Date: |
10-06-2010 |
Subject: |
Traders Rush To Purchase Copper, Surprisingly Chinese Imports Are Down |
On Wednesday, huge rush of buying Copper was seen in the markets. Long positions building and liquidation of shorts was the order of the day in major future exchanges. The affect was due to the positive triggers from the Chinese exports markets that the vale of Imports and exports up by 44% in the first five months of this year.
We were a bit surprised while watching a substantial rise in the Copper contracts even before the data was officially released by China general administration of customs. Although it is true that the prices were in a oversold zone and the rise was expected in shorter duration. Now after the data of imports of Copper is officially in front of public it will be concerning to see the directions in the metal as the news has already been priced in.

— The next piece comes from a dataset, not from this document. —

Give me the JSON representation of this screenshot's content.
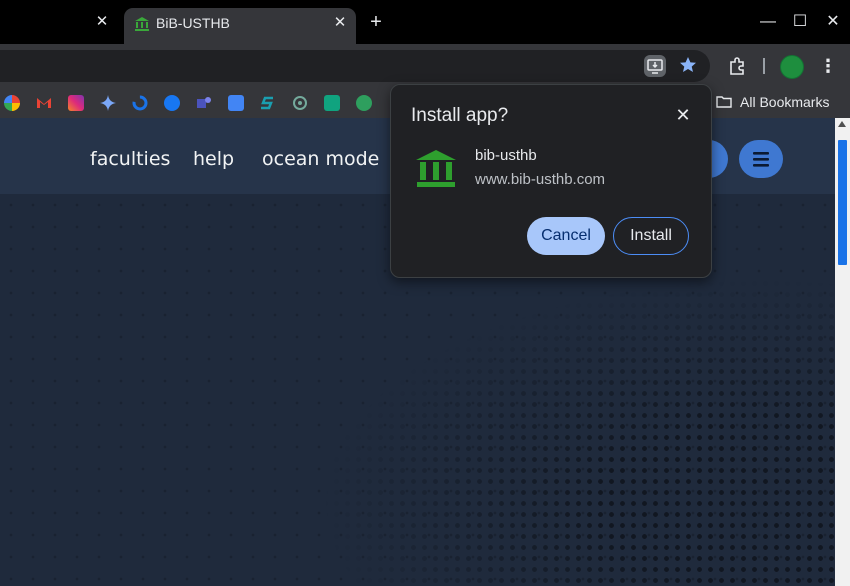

In China, Imports of unwrought Copper and Copper concentrates have come down by 9% in May on a monthly basis. Remember the red metal jumped due to positive exports data and not on the fall of imports. Because if that is the case prices shouldn't have shown the amount of rally it did on Wednesday.
Most active Globex futures for July expiry is seen trading in red today at $ 2.83 per lb as against $ 2.85 per lb on Wednesday. The price of Shanghai Copper is on a contrary high by 690 yuan at 50570 yuan per tonne.
Indian Copper futures for June expiry closed at Rs 296 per kg, up Rs 9, or 2.9%. Resistances for the contract are at Rs 300 per kg, while Supports for the contract are at Rs 291. LME three month forward Copper prices closed at $ 6315 per tonne, up $ 195.